平均種付け回数は、近年では2.2回となっており、全国平均の2.3回と同等の数字を出している。 手塚牧場では枯草菌培養液を使用している。きっかけは平成26年。乳房炎になる牛がかなり多く、淘汰、廃用にたくさん出し、経営を圧迫していた。自分で悩み考えているさなか、バーンミーティングを行っていただき、全国農業協同組合連合会岩手県本部の大津先生にご指導もいただき、搾乳時の自動離脱装置の使用や乳汁検査の実施、西日対策等、数点ご指摘を受けた。各関係者の方々に話を聞き、枯草菌培養液の存在を知った。実際に使用している方からの評判が良いとのことなので試してみようと取り組みはじめた。効果としては、酪農家の問題である堆肥等の臭気は薄くなり、ハエの発生も少なく感じ、また、夏場でも乳房炎の原因菌の増加抑制になっている。各取り組みの結果、乳房炎の牛は現在かなり少なくなった。それに伴い、牛群検定の経産牛一頭あたりの年間乳量成績も伸びており、今後も継続していきたい。
自給飼料については、耕地面積は約730a。品目は、イタリアンと燕麦の混播を約100a、イタリアンの単播を630a作付けしている。なお、圃場の大半は自宅に近いため、効率よく自給飼料生産が出来ている。現在、配合飼料が高額なため、栄養価の高いデントコーンを栽培し、良質でいつでも新鮮なものを与えられるロールサイレージを作り、自給飼料の増産を考えている。 イタリアンロール収穫作業棟を近隣の酪農家2戸と協同で行っている。
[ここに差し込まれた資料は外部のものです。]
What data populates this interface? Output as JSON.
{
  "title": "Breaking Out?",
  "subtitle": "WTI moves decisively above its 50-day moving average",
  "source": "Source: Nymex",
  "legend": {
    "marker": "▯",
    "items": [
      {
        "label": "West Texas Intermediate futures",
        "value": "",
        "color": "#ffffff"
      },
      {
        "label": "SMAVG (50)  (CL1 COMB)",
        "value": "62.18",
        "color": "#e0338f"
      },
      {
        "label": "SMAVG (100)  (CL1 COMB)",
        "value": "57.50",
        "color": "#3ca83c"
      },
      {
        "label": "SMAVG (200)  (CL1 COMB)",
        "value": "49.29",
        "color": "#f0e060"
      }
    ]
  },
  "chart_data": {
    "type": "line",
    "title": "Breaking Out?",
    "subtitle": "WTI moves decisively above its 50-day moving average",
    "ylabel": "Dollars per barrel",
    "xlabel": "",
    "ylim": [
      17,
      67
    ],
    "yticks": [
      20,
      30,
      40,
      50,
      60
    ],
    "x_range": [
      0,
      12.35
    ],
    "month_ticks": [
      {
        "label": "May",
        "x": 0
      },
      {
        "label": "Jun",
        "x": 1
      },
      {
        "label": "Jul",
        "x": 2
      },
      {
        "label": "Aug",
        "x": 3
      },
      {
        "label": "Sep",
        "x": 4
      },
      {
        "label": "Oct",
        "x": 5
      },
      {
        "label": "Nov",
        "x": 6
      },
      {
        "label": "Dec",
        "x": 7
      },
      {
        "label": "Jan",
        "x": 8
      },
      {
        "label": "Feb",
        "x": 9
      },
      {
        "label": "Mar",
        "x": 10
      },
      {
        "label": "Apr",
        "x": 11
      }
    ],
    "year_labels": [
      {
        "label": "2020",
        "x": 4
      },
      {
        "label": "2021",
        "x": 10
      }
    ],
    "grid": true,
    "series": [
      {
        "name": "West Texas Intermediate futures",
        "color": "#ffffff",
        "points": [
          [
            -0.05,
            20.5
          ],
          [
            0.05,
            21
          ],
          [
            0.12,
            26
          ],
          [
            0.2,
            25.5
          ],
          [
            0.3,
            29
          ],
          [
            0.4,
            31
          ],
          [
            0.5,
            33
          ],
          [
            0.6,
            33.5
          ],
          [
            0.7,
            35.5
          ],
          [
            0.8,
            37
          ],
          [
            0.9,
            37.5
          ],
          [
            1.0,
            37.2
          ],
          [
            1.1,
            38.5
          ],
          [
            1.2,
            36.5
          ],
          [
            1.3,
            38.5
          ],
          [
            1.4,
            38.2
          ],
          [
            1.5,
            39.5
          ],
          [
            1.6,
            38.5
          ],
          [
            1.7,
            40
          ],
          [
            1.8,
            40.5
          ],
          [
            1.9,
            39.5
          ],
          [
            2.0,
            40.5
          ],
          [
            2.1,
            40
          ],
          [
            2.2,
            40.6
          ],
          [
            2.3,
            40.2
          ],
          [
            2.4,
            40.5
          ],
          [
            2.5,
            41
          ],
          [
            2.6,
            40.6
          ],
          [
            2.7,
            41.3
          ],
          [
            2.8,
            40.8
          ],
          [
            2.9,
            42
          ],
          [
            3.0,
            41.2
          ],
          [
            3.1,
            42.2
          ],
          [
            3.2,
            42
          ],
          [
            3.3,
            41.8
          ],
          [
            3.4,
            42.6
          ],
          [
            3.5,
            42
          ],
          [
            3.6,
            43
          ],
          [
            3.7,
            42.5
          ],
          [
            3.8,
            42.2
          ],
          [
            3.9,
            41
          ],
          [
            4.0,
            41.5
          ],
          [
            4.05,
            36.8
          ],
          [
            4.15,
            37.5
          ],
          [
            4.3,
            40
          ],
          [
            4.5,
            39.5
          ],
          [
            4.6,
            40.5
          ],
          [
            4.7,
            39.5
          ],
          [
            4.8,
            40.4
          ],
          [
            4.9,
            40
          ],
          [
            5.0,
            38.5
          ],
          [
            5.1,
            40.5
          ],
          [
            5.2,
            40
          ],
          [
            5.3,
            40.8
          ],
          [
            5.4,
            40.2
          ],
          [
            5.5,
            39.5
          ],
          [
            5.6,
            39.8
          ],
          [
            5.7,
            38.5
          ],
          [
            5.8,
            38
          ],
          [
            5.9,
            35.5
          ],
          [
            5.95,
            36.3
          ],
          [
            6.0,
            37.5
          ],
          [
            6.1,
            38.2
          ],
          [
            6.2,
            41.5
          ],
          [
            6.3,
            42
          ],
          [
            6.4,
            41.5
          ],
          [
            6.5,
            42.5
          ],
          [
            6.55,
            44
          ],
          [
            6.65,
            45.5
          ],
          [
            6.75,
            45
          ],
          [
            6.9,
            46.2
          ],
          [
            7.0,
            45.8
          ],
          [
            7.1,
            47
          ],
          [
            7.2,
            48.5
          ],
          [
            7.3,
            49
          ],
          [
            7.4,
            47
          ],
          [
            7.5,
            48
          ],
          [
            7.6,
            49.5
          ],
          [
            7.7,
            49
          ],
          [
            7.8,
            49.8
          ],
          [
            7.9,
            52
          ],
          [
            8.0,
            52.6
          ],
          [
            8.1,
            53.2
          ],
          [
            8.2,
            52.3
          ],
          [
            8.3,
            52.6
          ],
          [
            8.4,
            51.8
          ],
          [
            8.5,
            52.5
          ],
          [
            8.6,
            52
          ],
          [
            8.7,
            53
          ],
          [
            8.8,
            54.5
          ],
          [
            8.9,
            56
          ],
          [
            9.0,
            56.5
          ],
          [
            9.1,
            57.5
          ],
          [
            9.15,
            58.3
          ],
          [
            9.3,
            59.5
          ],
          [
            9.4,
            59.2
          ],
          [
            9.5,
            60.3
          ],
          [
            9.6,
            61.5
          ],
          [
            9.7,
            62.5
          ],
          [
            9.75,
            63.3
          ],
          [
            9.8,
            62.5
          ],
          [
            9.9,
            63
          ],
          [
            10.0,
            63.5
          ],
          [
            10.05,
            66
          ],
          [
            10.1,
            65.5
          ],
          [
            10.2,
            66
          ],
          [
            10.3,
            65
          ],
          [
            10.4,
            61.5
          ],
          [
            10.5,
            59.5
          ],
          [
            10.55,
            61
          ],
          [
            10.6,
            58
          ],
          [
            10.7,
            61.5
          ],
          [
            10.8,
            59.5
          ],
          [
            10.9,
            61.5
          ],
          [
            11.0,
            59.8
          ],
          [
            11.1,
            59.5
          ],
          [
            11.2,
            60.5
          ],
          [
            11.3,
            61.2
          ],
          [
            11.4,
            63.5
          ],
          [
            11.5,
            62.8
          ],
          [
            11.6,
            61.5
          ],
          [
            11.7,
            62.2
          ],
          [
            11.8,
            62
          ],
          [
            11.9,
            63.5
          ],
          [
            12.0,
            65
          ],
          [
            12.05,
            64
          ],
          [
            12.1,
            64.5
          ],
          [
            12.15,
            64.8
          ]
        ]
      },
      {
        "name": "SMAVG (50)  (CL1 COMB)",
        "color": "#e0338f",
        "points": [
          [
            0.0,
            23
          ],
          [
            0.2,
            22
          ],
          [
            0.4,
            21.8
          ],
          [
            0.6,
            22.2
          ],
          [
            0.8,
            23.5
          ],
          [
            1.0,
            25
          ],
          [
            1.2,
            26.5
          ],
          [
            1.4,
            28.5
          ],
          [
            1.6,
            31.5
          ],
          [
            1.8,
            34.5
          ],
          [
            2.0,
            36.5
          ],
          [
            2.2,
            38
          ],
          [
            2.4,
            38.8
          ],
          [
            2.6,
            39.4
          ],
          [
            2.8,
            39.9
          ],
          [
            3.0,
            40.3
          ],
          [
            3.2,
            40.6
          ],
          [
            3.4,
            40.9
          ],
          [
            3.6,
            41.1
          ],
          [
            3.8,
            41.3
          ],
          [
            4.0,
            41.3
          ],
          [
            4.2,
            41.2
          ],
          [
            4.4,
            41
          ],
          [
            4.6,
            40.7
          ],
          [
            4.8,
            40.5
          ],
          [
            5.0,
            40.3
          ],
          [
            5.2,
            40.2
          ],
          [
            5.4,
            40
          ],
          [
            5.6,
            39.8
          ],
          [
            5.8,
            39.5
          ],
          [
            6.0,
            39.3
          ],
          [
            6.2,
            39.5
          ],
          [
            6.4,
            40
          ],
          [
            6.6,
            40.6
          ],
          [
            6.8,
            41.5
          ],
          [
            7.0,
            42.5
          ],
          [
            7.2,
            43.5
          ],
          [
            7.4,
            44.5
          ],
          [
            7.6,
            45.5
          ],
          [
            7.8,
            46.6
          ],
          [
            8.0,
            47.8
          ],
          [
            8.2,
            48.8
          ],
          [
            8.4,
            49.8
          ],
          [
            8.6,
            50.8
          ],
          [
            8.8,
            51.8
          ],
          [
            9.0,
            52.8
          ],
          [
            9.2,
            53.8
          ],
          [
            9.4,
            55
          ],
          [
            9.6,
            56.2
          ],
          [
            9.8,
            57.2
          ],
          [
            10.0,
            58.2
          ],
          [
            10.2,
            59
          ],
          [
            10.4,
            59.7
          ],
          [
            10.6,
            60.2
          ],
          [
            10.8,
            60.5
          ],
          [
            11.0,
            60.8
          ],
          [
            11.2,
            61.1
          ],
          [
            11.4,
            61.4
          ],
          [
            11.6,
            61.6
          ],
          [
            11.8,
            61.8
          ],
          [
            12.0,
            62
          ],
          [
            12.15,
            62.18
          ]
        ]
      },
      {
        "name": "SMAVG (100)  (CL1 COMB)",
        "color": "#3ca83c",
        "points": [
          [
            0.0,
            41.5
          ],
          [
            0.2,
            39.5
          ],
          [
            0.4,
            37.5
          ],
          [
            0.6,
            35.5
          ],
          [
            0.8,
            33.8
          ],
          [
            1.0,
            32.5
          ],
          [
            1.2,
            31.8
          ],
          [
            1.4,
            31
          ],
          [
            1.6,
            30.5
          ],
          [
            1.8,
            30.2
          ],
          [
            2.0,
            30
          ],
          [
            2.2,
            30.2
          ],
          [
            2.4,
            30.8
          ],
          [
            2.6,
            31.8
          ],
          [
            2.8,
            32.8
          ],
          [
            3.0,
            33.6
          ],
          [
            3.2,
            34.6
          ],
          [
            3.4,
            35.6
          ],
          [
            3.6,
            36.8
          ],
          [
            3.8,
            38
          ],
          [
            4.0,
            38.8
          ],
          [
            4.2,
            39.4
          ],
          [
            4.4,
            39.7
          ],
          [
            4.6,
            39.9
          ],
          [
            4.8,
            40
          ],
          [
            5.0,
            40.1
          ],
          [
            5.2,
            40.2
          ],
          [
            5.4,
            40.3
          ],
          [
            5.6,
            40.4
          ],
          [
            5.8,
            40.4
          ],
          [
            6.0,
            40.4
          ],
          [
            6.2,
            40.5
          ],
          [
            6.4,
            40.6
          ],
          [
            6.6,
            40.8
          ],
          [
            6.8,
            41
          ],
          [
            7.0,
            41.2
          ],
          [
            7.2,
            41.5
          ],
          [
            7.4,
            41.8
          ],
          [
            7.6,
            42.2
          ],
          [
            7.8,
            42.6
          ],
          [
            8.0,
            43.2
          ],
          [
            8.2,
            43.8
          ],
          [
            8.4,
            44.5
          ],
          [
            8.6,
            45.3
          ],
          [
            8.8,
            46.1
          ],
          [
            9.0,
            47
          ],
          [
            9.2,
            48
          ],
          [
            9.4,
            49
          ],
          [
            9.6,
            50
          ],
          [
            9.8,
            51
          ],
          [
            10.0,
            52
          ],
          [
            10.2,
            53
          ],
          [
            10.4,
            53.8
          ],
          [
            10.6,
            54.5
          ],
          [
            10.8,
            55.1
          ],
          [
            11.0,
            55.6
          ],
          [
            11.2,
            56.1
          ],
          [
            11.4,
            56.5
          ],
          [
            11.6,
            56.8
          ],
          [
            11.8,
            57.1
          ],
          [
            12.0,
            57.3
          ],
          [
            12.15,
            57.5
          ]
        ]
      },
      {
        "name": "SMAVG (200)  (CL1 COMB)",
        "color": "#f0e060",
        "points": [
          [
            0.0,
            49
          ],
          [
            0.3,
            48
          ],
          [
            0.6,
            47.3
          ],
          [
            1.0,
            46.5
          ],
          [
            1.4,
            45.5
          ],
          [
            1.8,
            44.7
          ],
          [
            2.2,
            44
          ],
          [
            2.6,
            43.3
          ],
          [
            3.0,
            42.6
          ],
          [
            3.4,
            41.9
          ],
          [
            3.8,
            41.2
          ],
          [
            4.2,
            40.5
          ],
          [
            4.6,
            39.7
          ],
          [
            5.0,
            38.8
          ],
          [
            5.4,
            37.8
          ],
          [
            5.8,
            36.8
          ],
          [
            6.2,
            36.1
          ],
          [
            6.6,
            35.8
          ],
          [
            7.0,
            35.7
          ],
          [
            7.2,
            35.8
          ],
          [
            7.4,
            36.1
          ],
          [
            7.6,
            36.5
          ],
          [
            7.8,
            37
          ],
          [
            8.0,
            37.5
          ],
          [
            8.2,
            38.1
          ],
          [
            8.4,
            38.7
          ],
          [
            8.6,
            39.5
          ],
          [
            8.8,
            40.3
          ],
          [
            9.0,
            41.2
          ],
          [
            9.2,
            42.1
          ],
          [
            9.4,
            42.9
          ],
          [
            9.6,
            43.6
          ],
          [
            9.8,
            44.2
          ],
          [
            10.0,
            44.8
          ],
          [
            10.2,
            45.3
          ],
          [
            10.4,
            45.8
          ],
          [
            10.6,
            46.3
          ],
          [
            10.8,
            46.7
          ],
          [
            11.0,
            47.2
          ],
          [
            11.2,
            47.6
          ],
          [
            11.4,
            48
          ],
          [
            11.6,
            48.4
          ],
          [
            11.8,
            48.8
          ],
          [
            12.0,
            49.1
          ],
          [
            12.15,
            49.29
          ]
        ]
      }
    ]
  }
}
機械もロールベーラー、ラッピングマシーン等を共同購入し、作業の効率化、機械の低コスト化を図っている。

・今後への思い
私は現在、酪農組合青年部、JA青年部に所属。酪農組合青年部幹事として、これからの酪農経営を移譲される世代にとってできることは何かを会議で議論し、視察研修や講習会への参加、酪農家の深刻な悩みの後継者問題等に取り組んでいる。 真岡市酪農組合では毎秋に開催される真岡市大産業祭において、乳牛共励会や牛乳試飲、無料配布、堆肥の無料配布、子牛とのふれあい等、各種イベントを通し、より安全で安心な牛乳をPRし、酪農家の現状も分かってもらえるよう、一般消費者との交流を図っている。 酪農家にできることは牛を身近に見てもらい、触れてもらい、牛のことを良く知ってもらうこと。できれば、酪農に、牛に興味を持ってもらい、仕事とし、それをまた、次世代の子供達に伝えていってもらいたい。今後私も、酪農教育ファーム等を行ってそれらを伝えていければと思っている。
これからの農業は、地域での取り組みが大変に重要。このような環境でより良い物を作っていくには、お互いに理解し、共に手を取り、ひとりでは困難なことも、皆で協力し合うことによって解決できる。そのような地域を目指したい。まず、自分にできることとして、耕畜連携、環境保全から取り組んでいきたい。そして、家族を守り、地域を守り、環境を守り、人と人との繋がりを大切にして、地域の一員として、共に歩み、酪農経営にあたっていきたい。